La introyección de la madre como objeto total genera « ... inquietud y dolor ante la destrucción
posible de ese objeto» (1940). En adelante, el pequeño experimenta el sentimiento de una
«pérdida del objeto del amor», a la vez temor de perder el objeto amado y de no ser capaz de
proteger su objeto bueno interno. Se alcanza la posición depresiva cuando la angustia por la
posible pérdida del objeto amado toma el relevo (sin reemplazarla nunca totalmente) de la
angustia de ser perseguido por el objeto terrorífico. Pero, mientras que la angustia de
persecución de la posición esquizo-paranoide se relacionaba con los peligros que amenazaban
aniquilar al yo, «la angustia depresiva se relaciona con los peligros que son experimentados
como amenazando al objeto amado interno, y esto principalmente por la agresividad del sujeto»
(1949). Temiendo que el objeto amado sea dañado o destruido por su odio, el niño experimenta
«.. un sentimiento de culpa y la necesidad imperiosa de reparar» (1957). La «tendencia a la
reparación» característica de la posición depresiva, es la consecuencia de ese sentimiento de
culpa.
Para tratar de huir de los sentimientos ligados a las angustias específicas de la posición
depresiva, el yo puede utilizar tanto defensas maníacas (idealización, negación) como
obsesivas, o regresar a la posición esquizo-paranoide, reactivando los procesos de clivaje.

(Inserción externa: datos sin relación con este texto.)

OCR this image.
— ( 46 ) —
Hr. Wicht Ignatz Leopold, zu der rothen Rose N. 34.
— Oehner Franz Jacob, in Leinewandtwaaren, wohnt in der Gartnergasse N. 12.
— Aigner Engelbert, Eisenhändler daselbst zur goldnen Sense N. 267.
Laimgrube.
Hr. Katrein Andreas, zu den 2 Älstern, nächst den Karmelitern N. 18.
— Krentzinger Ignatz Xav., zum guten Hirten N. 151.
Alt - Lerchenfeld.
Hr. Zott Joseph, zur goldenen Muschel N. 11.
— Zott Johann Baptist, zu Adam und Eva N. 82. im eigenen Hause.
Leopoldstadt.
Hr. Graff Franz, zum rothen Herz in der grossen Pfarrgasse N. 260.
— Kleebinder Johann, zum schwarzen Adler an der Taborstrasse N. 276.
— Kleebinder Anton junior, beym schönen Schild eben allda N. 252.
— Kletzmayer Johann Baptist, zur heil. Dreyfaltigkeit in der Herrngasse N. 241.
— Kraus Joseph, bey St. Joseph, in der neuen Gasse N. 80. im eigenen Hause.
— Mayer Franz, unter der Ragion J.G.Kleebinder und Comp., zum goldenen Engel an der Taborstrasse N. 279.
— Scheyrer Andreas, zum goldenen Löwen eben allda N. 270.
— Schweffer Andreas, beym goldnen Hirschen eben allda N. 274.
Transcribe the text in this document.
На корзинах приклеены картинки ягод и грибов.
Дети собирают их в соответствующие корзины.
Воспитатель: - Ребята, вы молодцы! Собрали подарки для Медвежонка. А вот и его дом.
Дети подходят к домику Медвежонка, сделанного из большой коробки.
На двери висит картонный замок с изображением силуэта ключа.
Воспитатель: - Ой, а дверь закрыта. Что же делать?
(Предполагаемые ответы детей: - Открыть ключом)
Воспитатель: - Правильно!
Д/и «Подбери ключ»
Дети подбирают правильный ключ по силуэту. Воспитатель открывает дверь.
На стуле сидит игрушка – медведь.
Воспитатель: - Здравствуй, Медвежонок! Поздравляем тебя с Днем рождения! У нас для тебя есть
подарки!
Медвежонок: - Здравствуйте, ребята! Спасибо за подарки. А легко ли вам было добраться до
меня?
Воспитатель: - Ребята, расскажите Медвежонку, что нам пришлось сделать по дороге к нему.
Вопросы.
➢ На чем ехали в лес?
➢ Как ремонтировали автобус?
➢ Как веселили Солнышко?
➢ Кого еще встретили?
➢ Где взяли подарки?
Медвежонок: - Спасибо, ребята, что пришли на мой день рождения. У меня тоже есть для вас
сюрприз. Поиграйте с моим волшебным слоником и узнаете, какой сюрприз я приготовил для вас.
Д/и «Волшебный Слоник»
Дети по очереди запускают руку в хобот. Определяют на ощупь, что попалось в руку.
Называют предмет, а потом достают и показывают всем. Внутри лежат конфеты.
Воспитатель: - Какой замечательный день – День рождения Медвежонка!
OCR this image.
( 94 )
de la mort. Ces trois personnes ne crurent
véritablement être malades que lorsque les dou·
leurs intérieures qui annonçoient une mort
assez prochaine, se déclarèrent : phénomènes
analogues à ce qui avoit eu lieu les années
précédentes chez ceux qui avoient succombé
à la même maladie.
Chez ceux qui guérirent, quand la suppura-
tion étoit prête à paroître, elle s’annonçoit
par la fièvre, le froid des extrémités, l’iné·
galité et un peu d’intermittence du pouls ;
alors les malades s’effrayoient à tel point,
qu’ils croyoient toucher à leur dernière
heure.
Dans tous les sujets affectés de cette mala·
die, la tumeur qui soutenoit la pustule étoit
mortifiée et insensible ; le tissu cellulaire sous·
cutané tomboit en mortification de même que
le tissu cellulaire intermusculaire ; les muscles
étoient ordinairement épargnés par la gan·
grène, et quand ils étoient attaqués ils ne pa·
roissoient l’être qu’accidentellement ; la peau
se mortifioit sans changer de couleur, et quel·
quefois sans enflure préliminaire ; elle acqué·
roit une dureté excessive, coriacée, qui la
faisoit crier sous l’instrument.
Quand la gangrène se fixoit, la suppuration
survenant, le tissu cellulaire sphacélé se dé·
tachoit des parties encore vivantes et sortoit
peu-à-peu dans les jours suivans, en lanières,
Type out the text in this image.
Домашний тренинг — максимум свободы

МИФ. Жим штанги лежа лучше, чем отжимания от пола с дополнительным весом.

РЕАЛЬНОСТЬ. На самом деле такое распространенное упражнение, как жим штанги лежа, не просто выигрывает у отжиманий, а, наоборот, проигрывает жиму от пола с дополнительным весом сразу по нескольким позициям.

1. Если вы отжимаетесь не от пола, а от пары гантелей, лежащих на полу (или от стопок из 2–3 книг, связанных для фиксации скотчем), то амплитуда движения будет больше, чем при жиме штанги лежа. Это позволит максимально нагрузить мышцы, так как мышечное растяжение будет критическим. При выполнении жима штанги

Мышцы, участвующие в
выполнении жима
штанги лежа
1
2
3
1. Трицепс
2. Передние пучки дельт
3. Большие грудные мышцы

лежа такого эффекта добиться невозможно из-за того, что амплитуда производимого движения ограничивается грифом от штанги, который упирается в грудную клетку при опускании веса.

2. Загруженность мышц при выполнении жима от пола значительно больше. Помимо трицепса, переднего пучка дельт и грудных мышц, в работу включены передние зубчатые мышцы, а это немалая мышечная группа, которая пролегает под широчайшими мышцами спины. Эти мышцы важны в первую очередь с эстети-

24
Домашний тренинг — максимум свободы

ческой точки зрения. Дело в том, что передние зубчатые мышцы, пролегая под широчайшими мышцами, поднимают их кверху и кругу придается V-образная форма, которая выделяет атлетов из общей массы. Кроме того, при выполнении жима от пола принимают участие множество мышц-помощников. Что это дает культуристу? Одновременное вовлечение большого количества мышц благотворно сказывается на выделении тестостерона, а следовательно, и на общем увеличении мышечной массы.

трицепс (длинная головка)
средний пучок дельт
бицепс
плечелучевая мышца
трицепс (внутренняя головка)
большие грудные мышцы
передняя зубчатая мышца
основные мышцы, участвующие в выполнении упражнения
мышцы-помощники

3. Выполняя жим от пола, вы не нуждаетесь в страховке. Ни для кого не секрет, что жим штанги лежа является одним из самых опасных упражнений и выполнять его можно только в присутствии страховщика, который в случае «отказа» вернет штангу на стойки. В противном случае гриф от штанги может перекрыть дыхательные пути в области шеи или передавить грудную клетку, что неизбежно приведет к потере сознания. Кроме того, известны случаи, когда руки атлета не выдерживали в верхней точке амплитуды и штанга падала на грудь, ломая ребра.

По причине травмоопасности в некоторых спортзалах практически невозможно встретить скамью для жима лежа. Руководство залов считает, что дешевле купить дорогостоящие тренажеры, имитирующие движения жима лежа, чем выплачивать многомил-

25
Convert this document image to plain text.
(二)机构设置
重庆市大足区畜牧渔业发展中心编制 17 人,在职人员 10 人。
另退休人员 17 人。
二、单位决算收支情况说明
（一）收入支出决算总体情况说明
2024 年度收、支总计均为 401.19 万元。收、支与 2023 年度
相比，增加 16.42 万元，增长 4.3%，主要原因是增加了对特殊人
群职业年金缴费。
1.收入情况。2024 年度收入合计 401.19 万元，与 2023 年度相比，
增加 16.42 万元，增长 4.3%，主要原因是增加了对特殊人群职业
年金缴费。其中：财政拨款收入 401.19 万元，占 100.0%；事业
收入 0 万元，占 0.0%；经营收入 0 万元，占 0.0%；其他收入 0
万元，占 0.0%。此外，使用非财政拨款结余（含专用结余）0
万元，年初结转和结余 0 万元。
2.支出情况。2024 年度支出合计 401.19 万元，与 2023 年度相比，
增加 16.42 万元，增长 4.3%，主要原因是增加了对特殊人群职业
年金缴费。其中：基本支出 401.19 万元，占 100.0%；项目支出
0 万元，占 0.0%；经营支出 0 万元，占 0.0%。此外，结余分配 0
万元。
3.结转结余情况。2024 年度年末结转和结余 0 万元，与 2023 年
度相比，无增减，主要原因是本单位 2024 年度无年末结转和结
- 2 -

La posición depresiva se considera «elaborada» cuando el pequeño se ha identificado con su
objeto de amor. Esta elaboración implica que « ... se atenúa el temor de haber destruido al objeto
en el pasado y de que pueda ser destruido en el futuro» (1957). Implica también « ... una
confianza más grande en el objeto bueno interno», la cual genera un sentimiento de seguridad
interior. Por ello aparece como « ... una de las condiciones previas a la existencia de un yo
estable e integrado y de buenas relaciones de objeto» (1955). No obstante, nunca es posible la
integración completa y definitiva del yo; «ese duelo precoz es revivido cada vez que, más tarde,
se experimenta una pena» (1940): entonces se reactiva la posición depresiva, pero si ella ha
sido elaborada en el curso del desarrollo precoz, el sujeto puede hacer frente a esa resurgencia
y reconstruir su mundo interior.
La comparación así planteada entre la elaboración de la posición depresiva y el trabajo del duelo
tiene una implicación triple.
-Por una parte, la evolución de un duelo y su salida, normal o patológica, están determinadas en
el adulto por la manera en que el recién nacido ha superado la pérdida de su primer objeto de
amor, es decir, en que ha elaborado o no su posición depresiva: «el duelo incluye la repetición
de la situación emocional que el bebé experimenta en el curso de la posición depresiva».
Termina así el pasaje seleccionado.